Brazilian sugarcane ethanol replaced those 500 million
gallons in 2012.
“For 2013, they’ve already announced the biodiesel mandate
of 1.28 billion gallons. We’re going to assume they’re going to move the
cellulosic level down to zero, although the standards are raised to one billion
gallons,” Irwin said.
“That means that we have to pull in 830 million gallons of
Brazilian sugarcane ethanol next year. If you continue to zero out the
cellulosic in 2014 and 2015, you are going to have to start producing a large
volume in this advanced category that can only come out of biodiesel or
Brazil.
“But what we’re going to see is Brazil is constrained by two
things. One is how much can we actually reasonably expect to pull in from there,
and the implications of the blend wall.
“If you pull in Brazilian ethanol because of the (Renewable
Identification Number) identities and how that works, for each gallon you pull
in from Brazil under a blend wall, you either have to reduce U.S. production by
a gallon or export it. You never get ahead in terms of RFS compliance.

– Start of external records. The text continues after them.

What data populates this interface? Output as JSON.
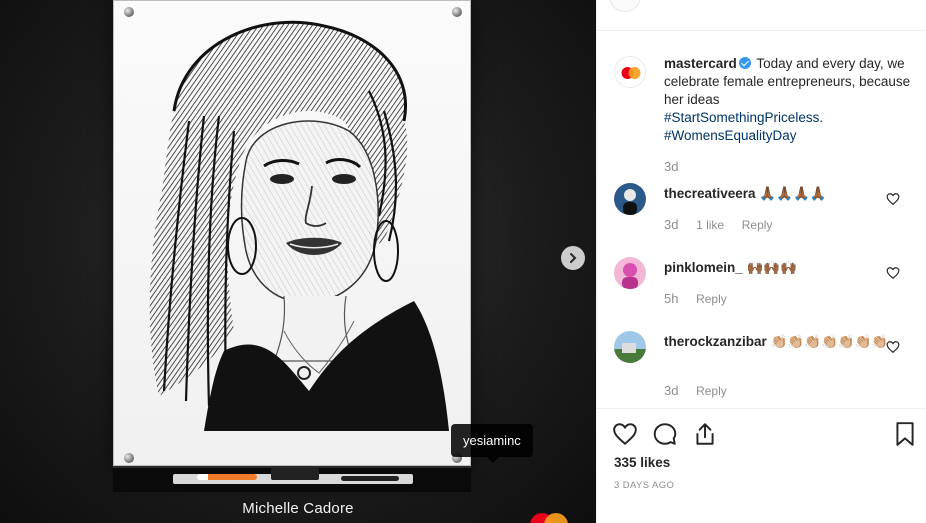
{
  "media": {
    "caption": "Michelle Cadore",
    "tag_label": "yesiaminc",
    "next_icon": "chevron-right-icon"
  },
  "post": {
    "author": "mastercard",
    "caption_text": "Today and every day, we celebrate female entrepreneurs, because her ideas",
    "hashtags": [
      "#StartSomethingPriceless.",
      "#WomensEqualityDay"
    ],
    "time": "3d"
  },
  "comments": [
    {
      "user": "thecreativeera",
      "emoji": "🙏🏾🙏🏾🙏🏾🙏🏾",
      "time": "3d",
      "likes": "1 like",
      "reply": "Reply"
    },
    {
      "user": "pinklomein_",
      "emoji": "🙌🏾🙌🏾🙌🏾",
      "time": "5h",
      "reply": "Reply"
    },
    {
      "user": "therockzanzibar",
      "emoji": "👏🏼👏🏼👏🏼👏🏼👏🏼👏🏼👏🏼",
      "time": "3d",
      "reply": "Reply"
    }
  ],
  "actions": {
    "like_icon": "heart-icon",
    "comment_icon": "comment-icon",
    "share_icon": "share-icon",
    "save_icon": "bookmark-icon"
  },
  "likes": "335 likes",
  "date": "3 DAYS AGO",
  "colors": {
    "link": "#003569",
    "meta": "#8e8e8e",
    "verified": "#3897f0",
    "mc_red": "#eb001b",
    "mc_orange": "#f79e1b"
  }
}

“So we have some important implications then in terms of the
outlook for ethanol and corn use for ethanol.”
Irwin projects total ethanol consumption in the U.S. is 13.1
billion gallons this year, increasing to 13.5 billion gallons in 2015 and
including E15 and E85.
“When you take into account imports and exports, what that
essentially means is through 2015, we don’t project that the U.S. will need to
produce any more than 13 billion gallons of ethanol any year going forward.
That’s equivalent to about 4.6 to 4.7 billion bushels of corn,” he said.
“So we’re just capped in terms of corn used for ethanol to
about 4.6 to 4.7 billion bushels, and there’s no scope for growth above that
given the blend wall, and our forecast is it’s going to be very difficult to
move it out much in the next three years.
“It’s clear that the long ethanol boom in U.S. agriculture
is coming to a close. Now, that’s still a huge market, and it will be
maintained, if only because of the mandates, but future growth is over.”
Even with the blend wall, the RFS mandates will continue to
increase toward the 36 billion gallon level by 2022.
“Under our assumptions it can only be biodiesel,” Irwin
said. “Since biodiesel is an advanced biofuel, it can fill all the gaps on the
advanced side, and it can fill in that gap between the ethanol mandate and the
blend wall.”
He offered one scenario among the many ways this can play
out going forward. “We just want you to see how extreme the implications
possibly can be,” he said. “We project the mandate for biodiesel to be 1.28
billion gallons.
“If biodiesel makes all of the undifferentiated biodiesel
gap up and it also fills in the blend wall gap between the ethanol mandate and
the blend wall, you get some astonishing figures.”
One billion gallons of biodiesel was produced in 2012, and
under Irwin’s assumptions, it would rise to 4.67 billion gallons in 2015. “To
give you some perspective of what that means, each gallon of biodiesel requires
about 7.5 pounds of feedstock. Most of that is soybean oil,” he said.
“That means 4.67 billion gallons would require about 35
billion gallons of feedstock in 2015 if the EPA continues to implement the
mandates the way they did in 2012.”
In 2012, the U.S. produced roughly 30 billion gallons of
vegetable oil from all sources — canola, sunflower and soybeans. Fats and oils
from other sources such as cooking grease were about 10 billion gallons for a
total of 40 billion gallons.
“If the EPA persists in continuing down this path, we will
use virtually every gallon of vegetable oil and fats and grease produced in the
United States to make biodiesel. Imagine what that will do to vegetable oil
prices and soybean oil prices,” Irwin said. “You’ll want to monitor extremely closely the EPA’s
policies.
“In 2013, we can make everything work without launching this
huge boom, but the crash comes in 2014 and 2015. So pay attention to the EPA rulemaking for 2013 to see if
there are any clues about what they’re thinking about how this is going to work
going forward because they have the potential to launch the next leg of the
biofuels boom where the price leadership is flipped from corn to soybeans.”